Now, this is not in any way meant to minimize what you were saying (and my heart goes out to you, truly) but you don't strike me as someone who is really like Ennis in the pie scene. I see you communicating, reaching out, making connections on these threads.. I think it's interesting and strange that the internet has become one of the important ways in which people make connections, but oh well, we're too far into it to question it.
Ennis had a wall around him of his own creation, it was almost palpable in that superbly acted scene. It took Jack's death to shock him out of it, a little. From the little I 'know' you from the threads, I don't feel that you have that wall. Of course, maybe we all do to varying extents, but it seems like you want to make connections, and I think that intention is the most important thing. That's the part that we control (I may not believe in God per se, but I am pretty fatalistic...we experience what we're 'meant to', somehow..)

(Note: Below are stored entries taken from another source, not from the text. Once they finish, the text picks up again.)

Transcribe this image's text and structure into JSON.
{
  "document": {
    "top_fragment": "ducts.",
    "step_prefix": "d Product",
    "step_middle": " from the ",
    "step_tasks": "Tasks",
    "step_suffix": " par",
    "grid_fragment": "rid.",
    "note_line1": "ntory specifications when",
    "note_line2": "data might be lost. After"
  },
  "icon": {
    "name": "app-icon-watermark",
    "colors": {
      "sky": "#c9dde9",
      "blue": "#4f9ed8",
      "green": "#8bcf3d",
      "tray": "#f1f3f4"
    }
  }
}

I could share my story but then I would go on and on, and I'm already self-conscious about the length of some of my posts. In very brief: I'm 36 and I have a 14 year old daughter; my partner died when my daughter was a year old, and I haven't had any 'real' relationship since then, and as recently as a couple of months ago I remember saying to friend that I don't care if I never have another one...sex yes, but actually being in love, making the effort to really be with someone.. no. And BBM changed my thinking about that completely. And I don't expect to just magically meet someone now that I've decided I want to .. I know it happens when it's meant to, and being open to it is the main thing.. but just having that consciousness and that intention has changed the way I am with people. Every connection is important, every day is important. Before BBM, I was increasingly feeling like I couldn't be bothered...which, of course, is just a mask for other feelings.. that is the Ennis-pie-eating wall.
Ak, I just can't seem to write short posts.
Anyway, fountainmore, I am grateful for your presence and interaction on these threads and I wish you all good things..
Re: If Brokeback had a moral, what would it be?   
  by megs_b_08     (Thu Jun 15 2006 10:46:04 )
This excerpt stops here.